Wall Street Journal publica un editorial y un balance de la crisis de la Unión Europea (UE) que resume con bastante precisión su estado de incertidumbre política, económica y social.
Un resumen de las opiniones del WSJ, 24 / 25 marzo 2007:
Nick Timiraosi, At 50, Uncertainty Over EU’s Path
Europe’s leaders gather in Berlin this weekend to celebrate the 50th anniversary of their historic union amid uncertainty about its future and divisions on key economic and political issues. [ .. ] Those tensions have stemmed in part from the union’s remarkable expansion from a six-member trade group to the 27-member political organization that has become the world’s largest economic entity. [ .. ] Growing disillusionment over the union’s future reached a crescendo in 2005, when Dutch and French voters rejected the EU’s proposed constitution. The effort has been in limbo since. [ .. ] The defeat underscored the rising tensions between wider enlargement and deeper integration and between boosting free trade and protecting domestic farmers. Some want the union to foster greater political unification, while others push for more economic innovation. And the EU remains torn over how far it should support American foreign policy as well as how to handle a more assertive Russia.
Timothy Garton Ash, historiador, Oxford University
The European Union is the most successful example of peaceful regime change in our time…In every corner of the continent most people are better off and more free than they were half a century ago,
Jean-Claude Juncker, primer ministro de Luxemburgo
The European Union is going through a crisis.

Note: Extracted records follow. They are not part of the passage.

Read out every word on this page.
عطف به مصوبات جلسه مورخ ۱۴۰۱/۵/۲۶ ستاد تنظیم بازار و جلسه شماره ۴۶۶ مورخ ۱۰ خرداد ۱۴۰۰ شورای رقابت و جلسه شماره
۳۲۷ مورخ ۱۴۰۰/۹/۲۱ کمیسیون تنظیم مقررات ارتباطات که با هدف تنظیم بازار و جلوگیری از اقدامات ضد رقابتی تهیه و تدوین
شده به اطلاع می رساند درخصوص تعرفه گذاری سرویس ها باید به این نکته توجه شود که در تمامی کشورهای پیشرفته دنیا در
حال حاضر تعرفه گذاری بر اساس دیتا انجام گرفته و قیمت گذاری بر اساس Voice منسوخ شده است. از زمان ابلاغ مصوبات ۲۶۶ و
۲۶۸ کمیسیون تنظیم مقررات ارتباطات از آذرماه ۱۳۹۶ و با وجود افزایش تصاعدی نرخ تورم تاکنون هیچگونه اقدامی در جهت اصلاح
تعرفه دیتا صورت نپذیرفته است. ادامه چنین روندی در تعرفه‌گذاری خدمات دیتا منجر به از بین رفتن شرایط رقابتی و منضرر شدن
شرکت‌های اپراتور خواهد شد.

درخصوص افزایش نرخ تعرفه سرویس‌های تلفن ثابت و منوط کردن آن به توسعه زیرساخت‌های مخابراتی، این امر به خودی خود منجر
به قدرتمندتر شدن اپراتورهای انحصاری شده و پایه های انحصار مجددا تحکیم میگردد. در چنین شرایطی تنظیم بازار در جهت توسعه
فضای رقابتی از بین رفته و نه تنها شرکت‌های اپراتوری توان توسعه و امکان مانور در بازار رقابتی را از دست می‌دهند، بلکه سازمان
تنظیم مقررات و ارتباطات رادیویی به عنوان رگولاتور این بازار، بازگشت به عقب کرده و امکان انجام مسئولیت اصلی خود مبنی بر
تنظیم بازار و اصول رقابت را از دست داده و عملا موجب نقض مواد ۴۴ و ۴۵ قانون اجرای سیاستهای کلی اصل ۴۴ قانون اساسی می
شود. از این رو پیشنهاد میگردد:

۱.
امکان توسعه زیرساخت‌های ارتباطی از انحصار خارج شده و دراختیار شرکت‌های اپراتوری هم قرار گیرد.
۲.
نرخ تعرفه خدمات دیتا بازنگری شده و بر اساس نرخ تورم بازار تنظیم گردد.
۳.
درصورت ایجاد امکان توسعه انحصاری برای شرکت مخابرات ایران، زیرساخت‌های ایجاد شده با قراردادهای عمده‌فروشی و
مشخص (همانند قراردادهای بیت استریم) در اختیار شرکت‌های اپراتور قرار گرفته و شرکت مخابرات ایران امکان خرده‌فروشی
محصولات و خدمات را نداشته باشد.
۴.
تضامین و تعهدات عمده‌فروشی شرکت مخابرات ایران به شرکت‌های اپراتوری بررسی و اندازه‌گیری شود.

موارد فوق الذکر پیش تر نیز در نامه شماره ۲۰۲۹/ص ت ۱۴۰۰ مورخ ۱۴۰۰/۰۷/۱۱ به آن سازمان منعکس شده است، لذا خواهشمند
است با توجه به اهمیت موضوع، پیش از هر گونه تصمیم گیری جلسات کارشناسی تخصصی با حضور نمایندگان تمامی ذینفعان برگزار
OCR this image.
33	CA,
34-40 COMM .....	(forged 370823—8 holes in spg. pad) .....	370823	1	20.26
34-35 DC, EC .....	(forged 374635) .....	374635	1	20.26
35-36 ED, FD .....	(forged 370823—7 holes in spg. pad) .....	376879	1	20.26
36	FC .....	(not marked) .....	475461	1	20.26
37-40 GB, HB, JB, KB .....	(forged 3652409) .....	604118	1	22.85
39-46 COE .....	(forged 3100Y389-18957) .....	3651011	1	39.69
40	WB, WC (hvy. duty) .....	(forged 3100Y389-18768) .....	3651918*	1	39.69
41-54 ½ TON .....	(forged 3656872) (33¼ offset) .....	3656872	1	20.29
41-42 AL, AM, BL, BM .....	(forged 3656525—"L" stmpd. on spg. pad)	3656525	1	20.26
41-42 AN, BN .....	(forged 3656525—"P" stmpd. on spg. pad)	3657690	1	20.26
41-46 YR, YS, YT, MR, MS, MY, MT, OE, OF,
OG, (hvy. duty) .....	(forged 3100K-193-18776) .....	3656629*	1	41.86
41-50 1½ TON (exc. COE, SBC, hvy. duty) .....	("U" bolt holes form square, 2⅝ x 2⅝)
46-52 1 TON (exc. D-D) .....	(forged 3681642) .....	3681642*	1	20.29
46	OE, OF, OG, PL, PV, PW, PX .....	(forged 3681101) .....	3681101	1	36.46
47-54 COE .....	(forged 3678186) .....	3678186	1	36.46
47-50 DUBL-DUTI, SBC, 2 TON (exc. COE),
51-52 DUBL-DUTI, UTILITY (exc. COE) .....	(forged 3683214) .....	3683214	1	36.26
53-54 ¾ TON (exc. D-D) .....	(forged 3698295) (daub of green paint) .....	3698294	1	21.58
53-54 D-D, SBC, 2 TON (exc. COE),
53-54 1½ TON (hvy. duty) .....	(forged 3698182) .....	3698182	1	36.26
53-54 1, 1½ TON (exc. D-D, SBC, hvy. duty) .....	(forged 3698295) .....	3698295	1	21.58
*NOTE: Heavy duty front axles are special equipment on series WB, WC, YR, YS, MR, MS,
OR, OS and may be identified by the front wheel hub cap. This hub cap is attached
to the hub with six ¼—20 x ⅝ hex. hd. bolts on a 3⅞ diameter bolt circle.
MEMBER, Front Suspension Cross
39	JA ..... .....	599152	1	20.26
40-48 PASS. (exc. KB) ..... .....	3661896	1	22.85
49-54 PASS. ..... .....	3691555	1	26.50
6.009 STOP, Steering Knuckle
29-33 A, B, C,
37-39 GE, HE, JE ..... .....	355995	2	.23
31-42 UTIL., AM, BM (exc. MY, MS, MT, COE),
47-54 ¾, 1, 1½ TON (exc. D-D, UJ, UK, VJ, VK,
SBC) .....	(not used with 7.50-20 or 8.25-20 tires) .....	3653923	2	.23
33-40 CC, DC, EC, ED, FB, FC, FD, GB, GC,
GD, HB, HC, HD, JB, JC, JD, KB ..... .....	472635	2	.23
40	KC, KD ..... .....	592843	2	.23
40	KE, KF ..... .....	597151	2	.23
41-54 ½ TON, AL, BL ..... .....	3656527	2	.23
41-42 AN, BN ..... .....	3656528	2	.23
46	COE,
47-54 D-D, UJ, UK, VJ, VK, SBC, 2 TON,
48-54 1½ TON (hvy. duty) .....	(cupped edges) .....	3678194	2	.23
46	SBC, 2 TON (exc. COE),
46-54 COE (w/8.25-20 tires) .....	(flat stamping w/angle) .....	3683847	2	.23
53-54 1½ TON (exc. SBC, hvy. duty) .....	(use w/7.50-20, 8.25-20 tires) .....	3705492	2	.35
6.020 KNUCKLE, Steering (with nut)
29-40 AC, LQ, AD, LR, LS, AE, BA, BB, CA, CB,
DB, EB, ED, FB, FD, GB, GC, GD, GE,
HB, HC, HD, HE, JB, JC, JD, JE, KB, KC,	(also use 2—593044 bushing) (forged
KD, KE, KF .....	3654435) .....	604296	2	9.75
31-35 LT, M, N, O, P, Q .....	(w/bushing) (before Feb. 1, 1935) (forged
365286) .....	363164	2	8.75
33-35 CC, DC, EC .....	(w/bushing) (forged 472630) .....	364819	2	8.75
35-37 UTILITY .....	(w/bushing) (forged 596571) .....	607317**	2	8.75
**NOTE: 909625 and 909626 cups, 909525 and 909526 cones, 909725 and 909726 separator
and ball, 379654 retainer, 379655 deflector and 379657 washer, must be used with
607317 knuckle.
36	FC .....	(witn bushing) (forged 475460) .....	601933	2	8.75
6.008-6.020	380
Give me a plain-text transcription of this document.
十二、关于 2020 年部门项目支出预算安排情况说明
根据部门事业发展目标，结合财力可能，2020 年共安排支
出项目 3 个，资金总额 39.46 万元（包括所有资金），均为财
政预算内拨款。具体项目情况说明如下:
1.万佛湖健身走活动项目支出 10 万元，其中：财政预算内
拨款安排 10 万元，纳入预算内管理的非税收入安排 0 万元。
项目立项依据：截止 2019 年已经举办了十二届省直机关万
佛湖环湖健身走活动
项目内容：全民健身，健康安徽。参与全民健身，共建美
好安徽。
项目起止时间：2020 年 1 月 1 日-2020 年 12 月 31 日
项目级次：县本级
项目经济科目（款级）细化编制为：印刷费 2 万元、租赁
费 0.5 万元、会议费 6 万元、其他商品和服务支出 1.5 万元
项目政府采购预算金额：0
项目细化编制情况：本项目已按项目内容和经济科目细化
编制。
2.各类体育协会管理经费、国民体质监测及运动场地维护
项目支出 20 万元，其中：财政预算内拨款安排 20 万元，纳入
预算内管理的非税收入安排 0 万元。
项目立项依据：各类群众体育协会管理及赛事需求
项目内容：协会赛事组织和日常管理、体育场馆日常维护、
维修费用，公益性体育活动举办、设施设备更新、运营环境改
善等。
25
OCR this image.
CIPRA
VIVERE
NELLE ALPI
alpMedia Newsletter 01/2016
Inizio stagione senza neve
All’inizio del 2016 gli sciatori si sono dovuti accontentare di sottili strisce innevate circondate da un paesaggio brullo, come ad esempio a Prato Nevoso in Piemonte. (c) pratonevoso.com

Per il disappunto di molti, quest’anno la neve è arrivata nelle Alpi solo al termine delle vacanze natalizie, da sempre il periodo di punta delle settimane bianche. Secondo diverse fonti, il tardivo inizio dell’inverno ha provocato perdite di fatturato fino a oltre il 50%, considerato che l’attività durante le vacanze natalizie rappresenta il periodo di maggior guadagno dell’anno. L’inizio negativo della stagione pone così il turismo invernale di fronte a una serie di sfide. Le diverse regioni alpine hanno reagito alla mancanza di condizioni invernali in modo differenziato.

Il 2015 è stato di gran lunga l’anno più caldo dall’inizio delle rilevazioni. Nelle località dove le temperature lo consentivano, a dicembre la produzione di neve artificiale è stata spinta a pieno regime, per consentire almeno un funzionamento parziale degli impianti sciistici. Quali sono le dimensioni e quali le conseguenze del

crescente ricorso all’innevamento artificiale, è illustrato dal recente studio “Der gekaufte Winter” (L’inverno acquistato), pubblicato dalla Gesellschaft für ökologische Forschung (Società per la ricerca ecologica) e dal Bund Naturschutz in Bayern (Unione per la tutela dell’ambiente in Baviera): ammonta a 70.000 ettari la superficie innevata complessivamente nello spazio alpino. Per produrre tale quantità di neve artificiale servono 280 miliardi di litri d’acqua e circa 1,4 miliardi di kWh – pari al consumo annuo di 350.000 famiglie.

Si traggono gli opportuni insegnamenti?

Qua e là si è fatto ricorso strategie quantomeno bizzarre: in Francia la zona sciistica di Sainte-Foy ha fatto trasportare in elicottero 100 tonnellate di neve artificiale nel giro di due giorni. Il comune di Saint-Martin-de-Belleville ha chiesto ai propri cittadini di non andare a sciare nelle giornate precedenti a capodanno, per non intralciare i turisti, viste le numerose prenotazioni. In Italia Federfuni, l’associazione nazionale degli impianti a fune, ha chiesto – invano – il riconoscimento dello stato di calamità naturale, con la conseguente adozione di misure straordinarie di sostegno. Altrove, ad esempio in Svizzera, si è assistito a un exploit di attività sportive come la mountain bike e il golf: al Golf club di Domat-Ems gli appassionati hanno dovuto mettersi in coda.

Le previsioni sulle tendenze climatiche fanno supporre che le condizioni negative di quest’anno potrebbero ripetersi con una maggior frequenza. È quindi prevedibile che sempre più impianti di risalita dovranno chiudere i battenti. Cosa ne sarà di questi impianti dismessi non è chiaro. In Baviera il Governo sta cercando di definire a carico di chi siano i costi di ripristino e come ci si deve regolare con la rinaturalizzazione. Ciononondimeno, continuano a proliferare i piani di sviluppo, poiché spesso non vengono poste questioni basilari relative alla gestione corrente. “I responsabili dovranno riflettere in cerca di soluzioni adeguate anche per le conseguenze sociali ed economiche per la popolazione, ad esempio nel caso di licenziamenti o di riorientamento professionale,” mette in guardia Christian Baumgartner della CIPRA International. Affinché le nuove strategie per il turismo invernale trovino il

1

Editorial, Europe, Old and New
Preparations for the European Union’s big 50th birthday party this weekend in Berlin quickly degenerated into a petty brawl over the wording of the declaration for the occasion. Some countries wanted to push the bloc’s stillborn constitution, others the euro, still others Christianity.
[ .. ]
Though it won’t be widely noted in Berlin this weekend, the Union would not exist without the U.S., which gave its strong backing from day one. The Marshall Plan assisted the Continent’s postwar economic recovery, and an American military umbrella has since kept it safe. Whatever the trade or foreign policy disagreements, Washington hasn’t wavered in its support for a stable, rich Europe.
[ .. ]
This success has sometimes gone to European heads. Some in Brussels truly believe they have created a soft-power utopia that can talk its way out of any trouble, such as a nuclear Iran or Islamic terrorism. In reality, its peace has always depended on the will to spend blood and treasure, often American. Others, especially the French, imagine Europe as a check on the U.S. «hyperpower.» Both delusions have helped keep the EU a small fry in foreign affairs. To become a more mature player, Europeans will have to pull their weight in the likes of NATO.
[ .. ]
The bloc’s economic record is mixed. This is still a Europe of wasteful farm subsidies, low growth and high unemployment, with rising protectionism and a regulatory zeal unmatched anywhere in the free world. Yet the bad ideas tend to come from bad leaders.
[ .. ]
On the edges of the Continent, a half-circle running from Spain to Ireland to Finland and down to Eastern Europe is a zone of strong economic growth. In the middle, the big powers of France, Italy and Germany cry out for deeper overhauls. As long as those economies are weak, voters will be anxious about global competition and, in turn, skeptical about opening Europe further. This explains the current unease about further EU enlargement, particularly to Turkey, and the backlash against freeing trade in services and cross-border takeovers.